Тут надо отметить, что все вышесказаное – в известном смысле условность, и чем скорее вы признаете для себя, что происходящее на экране имеет лишь косвенное отношение к СССР, стилягам, комсомольцам и прочей истории, тем большее удовольствие получите. "Стиляги" – один из самых важных для нового российского кино фильмов и заслуживает того, чтобы его смотрели без идеологических конвульсий.

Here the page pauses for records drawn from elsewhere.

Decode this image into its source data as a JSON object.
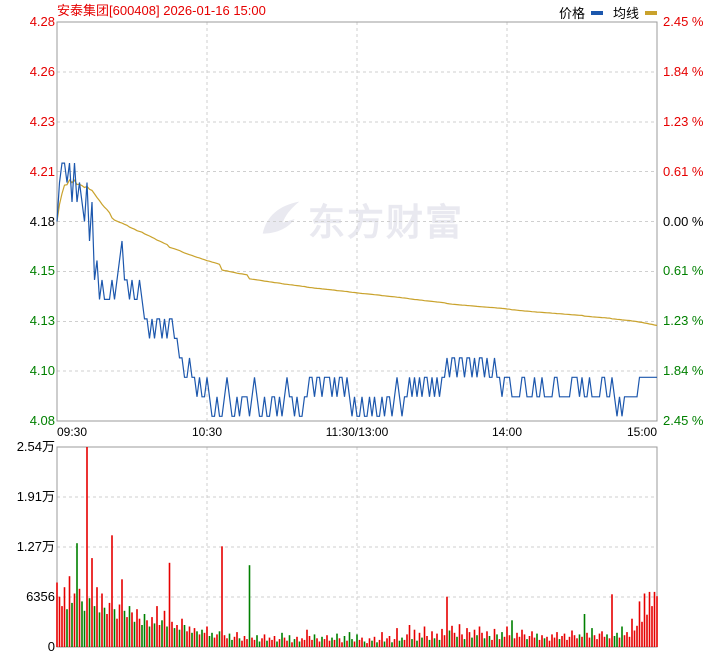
{
  "header": {
    "title": "安泰集团[600408] 2026-01-16 15:00",
    "legend": [
      {
        "label": "价格",
        "color_key": "price"
      },
      {
        "label": "均线",
        "color_key": "avg"
      }
    ]
  },
  "watermark_text": "东方财富",
  "colors": {
    "up": "#e60000",
    "down": "#008000",
    "flat": "#000000",
    "price": "#1c57ad",
    "avg": "#c9a22c",
    "grid": "#cfcfcf",
    "border": "#9b9b9b",
    "watermark": "#e9e9f0"
  },
  "chart_data": [
    {
      "type": "line",
      "title": "intraday price (分时)",
      "prev_close": 4.18,
      "pct_range": 2.45,
      "minutes_total": 240,
      "x_axis": {
        "labels": [
          "09:30",
          "10:30",
          "11:30/13:00",
          "14:00",
          "15:00"
        ]
      },
      "y_axis_left": {
        "labels": [
          {
            "text": "4.28",
            "tone": "up"
          },
          {
            "text": "4.26",
            "tone": "up"
          },
          {
            "text": "4.23",
            "tone": "up"
          },
          {
            "text": "4.21",
            "tone": "up"
          },
          {
            "text": "4.18",
            "tone": "flat"
          },
          {
            "text": "4.15",
            "tone": "down"
          },
          {
            "text": "4.13",
            "tone": "down"
          },
          {
            "text": "4.10",
            "tone": "down"
          },
          {
            "text": "4.08",
            "tone": "down"
          }
        ]
      },
      "y_axis_right": {
        "labels": [
          {
            "text": "2.45 %",
            "tone": "up"
          },
          {
            "text": "1.84 %",
            "tone": "up"
          },
          {
            "text": "1.23 %",
            "tone": "up"
          },
          {
            "text": "0.61 %",
            "tone": "up"
          },
          {
            "text": "0.00 %",
            "tone": "flat"
          },
          {
            "text": "0.61 %",
            "tone": "down"
          },
          {
            "text": "1.23 %",
            "tone": "down"
          },
          {
            "text": "1.84 %",
            "tone": "down"
          },
          {
            "text": "2.45 %",
            "tone": "down"
          }
        ]
      },
      "series": [
        {
          "name": "价格",
          "values": [
            4.18,
            4.2,
            4.21,
            4.21,
            4.2,
            4.21,
            4.19,
            4.21,
            4.19,
            4.2,
            4.19,
            4.18,
            4.2,
            4.17,
            4.19,
            4.15,
            4.16,
            4.14,
            4.15,
            4.14,
            4.14,
            4.14,
            4.15,
            4.14,
            4.15,
            4.16,
            4.17,
            4.15,
            4.15,
            4.14,
            4.15,
            4.14,
            4.14,
            4.15,
            4.14,
            4.13,
            4.13,
            4.12,
            4.13,
            4.12,
            4.13,
            4.13,
            4.12,
            4.13,
            4.12,
            4.13,
            4.13,
            4.12,
            4.12,
            4.11,
            4.11,
            4.1,
            4.1,
            4.11,
            4.1,
            4.1,
            4.09,
            4.1,
            4.09,
            4.09,
            4.1,
            4.09,
            4.08,
            4.08,
            4.09,
            4.08,
            4.08,
            4.09,
            4.1,
            4.09,
            4.08,
            4.08,
            4.09,
            4.08,
            4.09,
            4.09,
            4.09,
            4.08,
            4.09,
            4.1,
            4.09,
            4.08,
            4.08,
            4.09,
            4.08,
            4.08,
            4.09,
            4.09,
            4.08,
            4.09,
            4.08,
            4.09,
            4.1,
            4.09,
            4.09,
            4.08,
            4.09,
            4.08,
            4.08,
            4.09,
            4.09,
            4.1,
            4.1,
            4.09,
            4.1,
            4.1,
            4.09,
            4.1,
            4.1,
            4.1,
            4.09,
            4.1,
            4.09,
            4.1,
            4.1,
            4.09,
            4.1,
            4.09,
            4.08,
            4.09,
            4.08,
            4.08,
            4.09,
            4.08,
            4.08,
            4.09,
            4.08,
            4.09,
            4.08,
            4.08,
            4.09,
            4.08,
            4.09,
            4.09,
            4.08,
            4.09,
            4.1,
            4.09,
            4.08,
            4.09,
            4.09,
            4.1,
            4.09,
            4.1,
            4.09,
            4.1,
            4.09,
            4.1,
            4.1,
            4.09,
            4.1,
            4.09,
            4.1,
            4.09,
            4.1,
            4.1,
            4.11,
            4.1,
            4.11,
            4.11,
            4.1,
            4.11,
            4.11,
            4.1,
            4.11,
            4.11,
            4.1,
            4.11,
            4.1,
            4.11,
            4.11,
            4.1,
            4.11,
            4.1,
            4.1,
            4.11,
            4.1,
            4.1,
            4.09,
            4.1,
            4.1,
            4.1,
            4.09,
            4.09,
            4.09,
            4.09,
            4.1,
            4.1,
            4.09,
            4.09,
            4.09,
            4.1,
            4.09,
            4.09,
            4.1,
            4.09,
            4.09,
            4.09,
            4.09,
            4.1,
            4.1,
            4.09,
            4.09,
            4.09,
            4.09,
            4.09,
            4.1,
            4.1,
            4.1,
            4.09,
            4.1,
            4.09,
            4.09,
            4.1,
            4.09,
            4.09,
            4.09,
            4.09,
            4.1,
            4.1,
            4.09,
            4.09,
            4.1,
            4.09,
            4.08,
            4.09,
            4.08,
            4.09,
            4.09,
            4.09,
            4.09,
            4.09,
            4.09,
            4.1,
            4.1,
            4.1,
            4.1,
            4.1,
            4.1,
            4.1,
            4.1
          ]
        },
        {
          "name": "均线",
          "derived": "vwap_of_price_and_volume"
        }
      ]
    },
    {
      "type": "bar",
      "title": "volume (成交量, 手)",
      "axis_max": 25424,
      "y_axis": {
        "labels": [
          "2.54万",
          "1.91万",
          "1.27万",
          "6356",
          "0"
        ]
      },
      "color_rule": "up_or_flat_red_else_green",
      "values": [
        8200,
        6400,
        5200,
        7600,
        4800,
        9000,
        5600,
        6800,
        13200,
        7400,
        5800,
        4600,
        25424,
        6200,
        11300,
        5200,
        7600,
        4400,
        6800,
        5000,
        4200,
        5600,
        14200,
        4800,
        3600,
        5400,
        8600,
        4600,
        3800,
        5200,
        4400,
        3200,
        4800,
        3600,
        2800,
        4200,
        3400,
        2600,
        3800,
        3000,
        5200,
        2800,
        3400,
        4600,
        2600,
        10700,
        3200,
        2400,
        2800,
        2200,
        3600,
        2800,
        2000,
        2600,
        1800,
        2400,
        2000,
        1600,
        2200,
        1800,
        2600,
        1400,
        1800,
        1200,
        1600,
        2000,
        12800,
        1500,
        1100,
        1700,
        900,
        1300,
        1900,
        1100,
        800,
        1400,
        1000,
        10400,
        1200,
        900,
        1500,
        700,
        1100,
        1600,
        800,
        1200,
        900,
        1400,
        700,
        1000,
        1800,
        1200,
        800,
        1500,
        600,
        1000,
        1300,
        700,
        1100,
        900,
        2200,
        1400,
        900,
        1600,
        1100,
        700,
        1300,
        1000,
        1500,
        800,
        1200,
        900,
        1700,
        1100,
        600,
        1400,
        800,
        1900,
        1000,
        700,
        1600,
        900,
        1200,
        700,
        500,
        1100,
        800,
        1300,
        600,
        900,
        1900,
        700,
        1100,
        1400,
        600,
        1000,
        2400,
        800,
        1200,
        900,
        1600,
        2800,
        1000,
        2200,
        800,
        1800,
        1200,
        2600,
        1400,
        900,
        2000,
        1100,
        1700,
        900,
        2300,
        1500,
        6400,
        2100,
        2700,
        1800,
        1300,
        2900,
        1600,
        1000,
        2400,
        1900,
        1200,
        2200,
        1500,
        2600,
        1800,
        1100,
        2000,
        1400,
        900,
        2300,
        1600,
        1000,
        1900,
        1300,
        2600,
        1500,
        3400,
        1100,
        1800,
        1300,
        2200,
        1600,
        1000,
        1400,
        2000,
        1200,
        1700,
        900,
        1500,
        1100,
        1300,
        800,
        1600,
        1200,
        1900,
        1000,
        1400,
        1700,
        900,
        1300,
        2100,
        1500,
        1100,
        1600,
        1300,
        4200,
        1800,
        1200,
        2400,
        1500,
        1000,
        1700,
        2000,
        1300,
        1600,
        1100,
        6700,
        1400,
        1800,
        1200,
        2600,
        1500,
        1900,
        1300,
        3600,
        2100,
        2700,
        5800,
        3200,
        6800,
        4100,
        7000,
        5200,
        7000,
        6459
      ]
    }
  ]
}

Важность "Стиляг" состоит даже не столько в собственно кинематографических достоинствах – хотя сомнительный с искусствоведческой точки зрения жанр "фильм-праздник", придуманный для продвижения картины, довольно точно отражает суть происходящего. Валерий Тодоровский всегда был "актерским" режиссером, умеющим добиться от своей группы максимума. Так что личное обаяние шумит с экрана прибоем – идет ли речь о Шагине или Гармаше, сыгравшем отца Мэлса, об Акиньшиной или строгой комсомолке Хиривской. Слово "мюзикл", которого стараются избегать на афишах, означает на деле звонкие музыкальные номера с джазовыми каверами на русский рок от Цоя и "Колибри" до "Ноля" и Бутусова, слово "комедия" – изящное, ненатужное чувство юмора, а слово "драма" – умение резкими условными штрихами накидать перед героем выбор, от которого и вправду зависит судьба. Какое-то даже животное удовольствие от этого гарантировано.

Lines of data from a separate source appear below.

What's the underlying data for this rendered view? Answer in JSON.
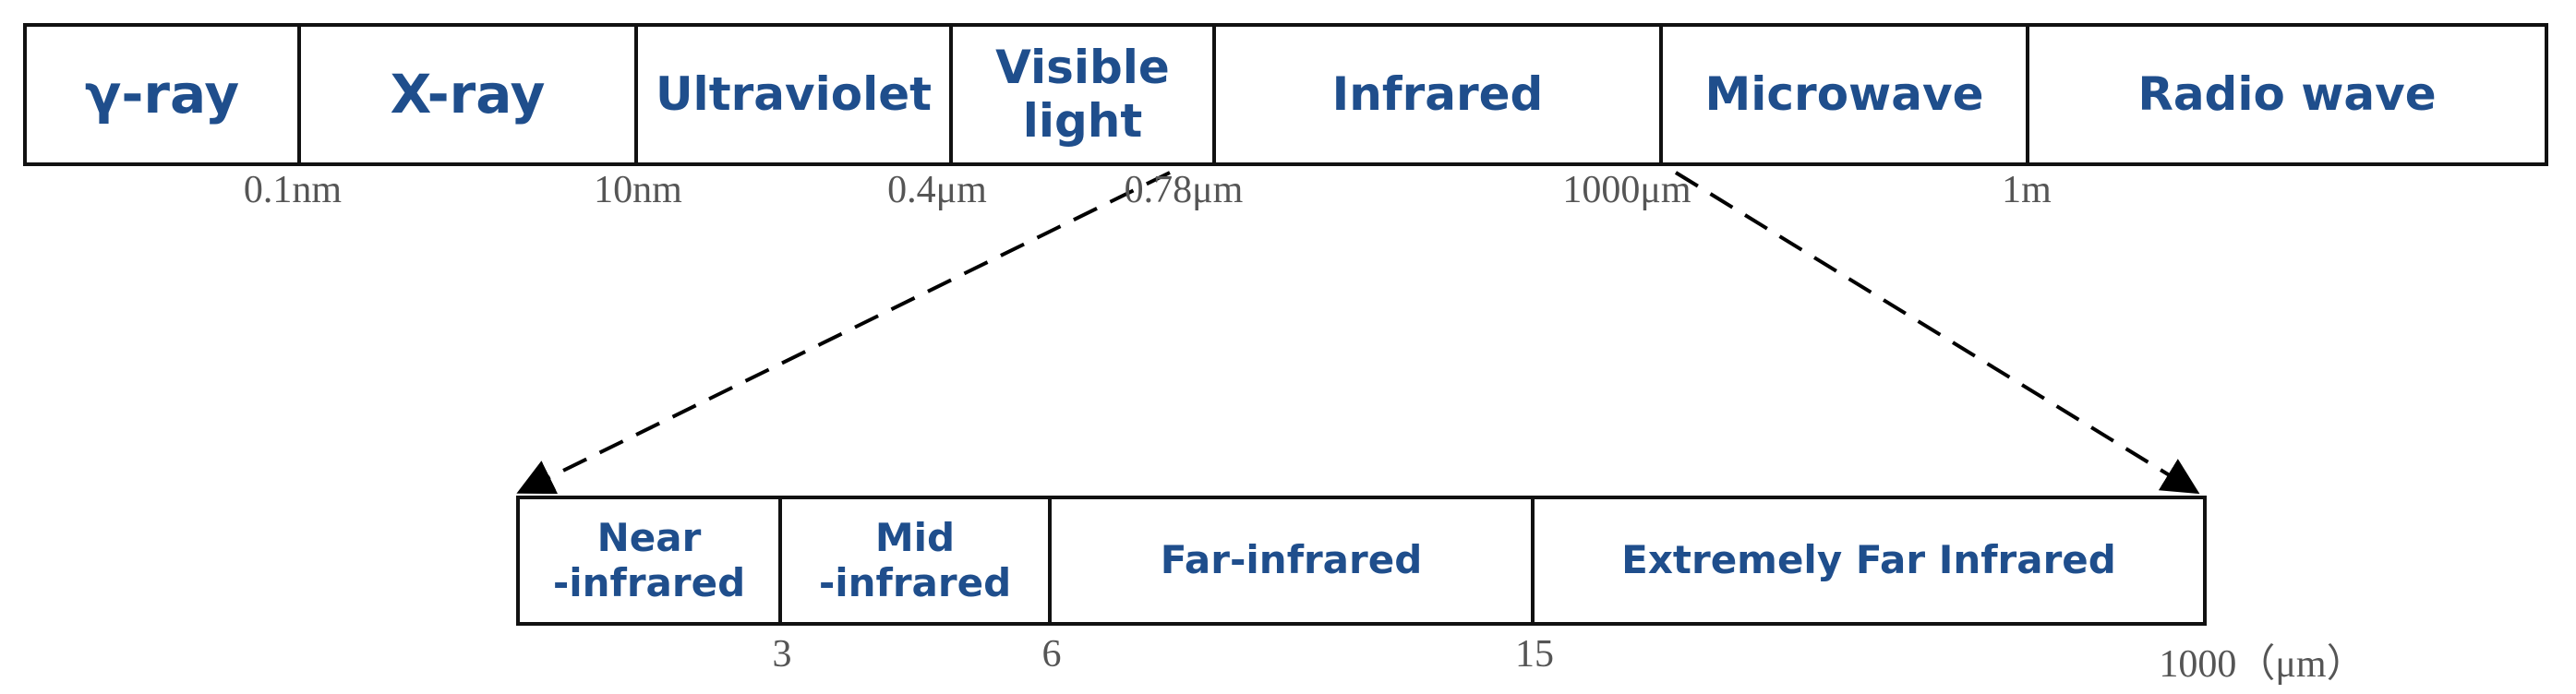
{
  "top": {
    "segments": [
      "γ-ray",
      "X-ray",
      "Ultraviolet",
      "Visible\nlight",
      "Infrared",
      "Microwave",
      "Radio wave"
    ],
    "boundaries": [
      "0.1nm",
      "10nm",
      "0.4μm",
      "0.78μm",
      "1000μm",
      "1m"
    ]
  },
  "bottom": {
    "segments": [
      "Near\n-infrared",
      "Mid\n-infrared",
      "Far-infrared",
      "Extremely Far Infrared"
    ],
    "boundaries": [
      "3",
      "6",
      "15",
      "1000（μm）"
    ]
  }
}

Однако, Тодоровский – еще и один из самых умных отечественных режиссеров. Правда, после блистательного «Любовника» эта интеллектуальность дала опасный крен в совершенную умозрительность, от чего «Мой сводный брат Франкенштейн» (2004) вышел похожим на обличительную колонку в либеральном издании, а последовавшие затем «Тиски» (2007) – на тревожные размышления где-то в недрах министерства культуры о проблемах молодежи. Но, как ни странно, именно в "Стилягах" – легком вроде бы "фильме-празднике" эта режиссерская черта Тодоровского оказалась не только уместна, но необходима.

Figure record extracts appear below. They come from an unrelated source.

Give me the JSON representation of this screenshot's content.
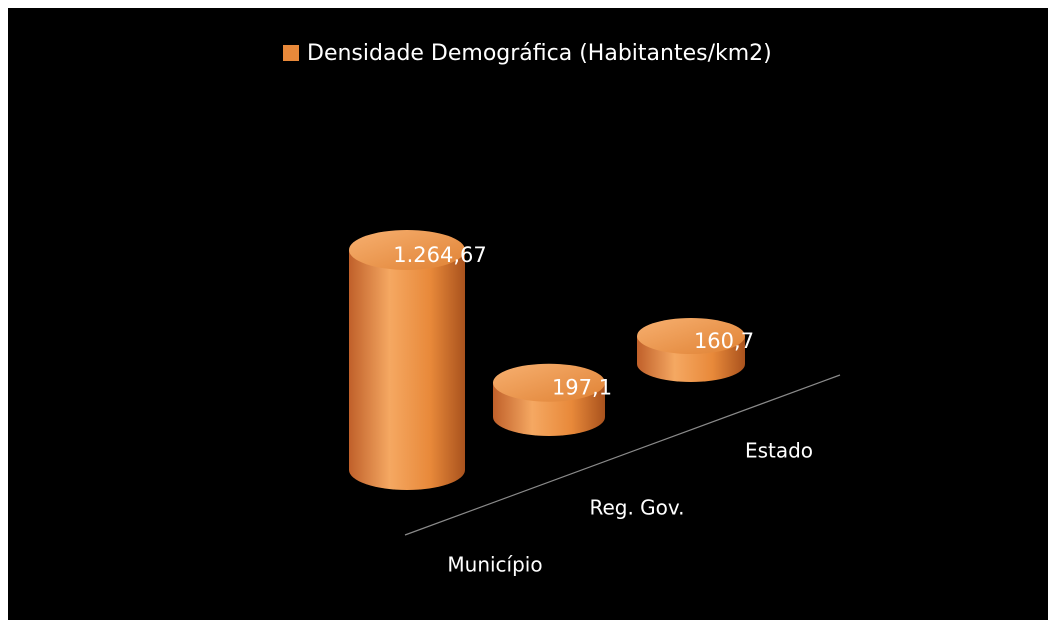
{
  "chart_data": {
    "type": "bar",
    "categories": [
      "Município",
      "Reg. Gov.",
      "Estado"
    ],
    "series": [
      {
        "name": "Densidade Demográfica (Habitantes/km2)",
        "color": "#e8893a",
        "values": [
          1264.67,
          197.1,
          160.7
        ],
        "value_labels": [
          "1.264,67",
          "197,1",
          "160,7"
        ]
      }
    ]
  }
}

Потому что "Стиляги" проделали невероятно трудную и ювелирную работу по помещению нового российского кино в мировой киноконтекст. Так получилось, что у нас есть сугубо местное кино в сложном спектре от Балабанова, «Бумера» и «Дозоров» до, скажем, «Новой земли» и «Пыли». У нас есть довольно удачные клоны западных жанров – от «9 роты», которая не лучше и не хуже среднего американского фильма про Вьетнам, до недавнего «Непобедимого», который не хуже и не лучше среднего американского боевика. У нас есть вполне себе европейский арт-хаус, получающий фестивальные призы и даже американское инди-муви в лице Германики.
Не хватает самого важного звена – большого коммерческого кино, владеющего современным киноязыком, но укоренненого в местной почве. «Мулен Руж» /Moulin Rouge/ (2001), который поминают в связи со "Стилягами" – не сравнение, потому что ничего общего эти фильмы не имеют. Это скорее признание того, что Тодоровскому удалось вырваться из ностальгического плена "папиного кино", не угодив в комфортные маргиналии отечественных кинематографических ниш.
Чем-то пришлось пожертвовать. Однако дело того определенно стоило – проведете врямя с пользой.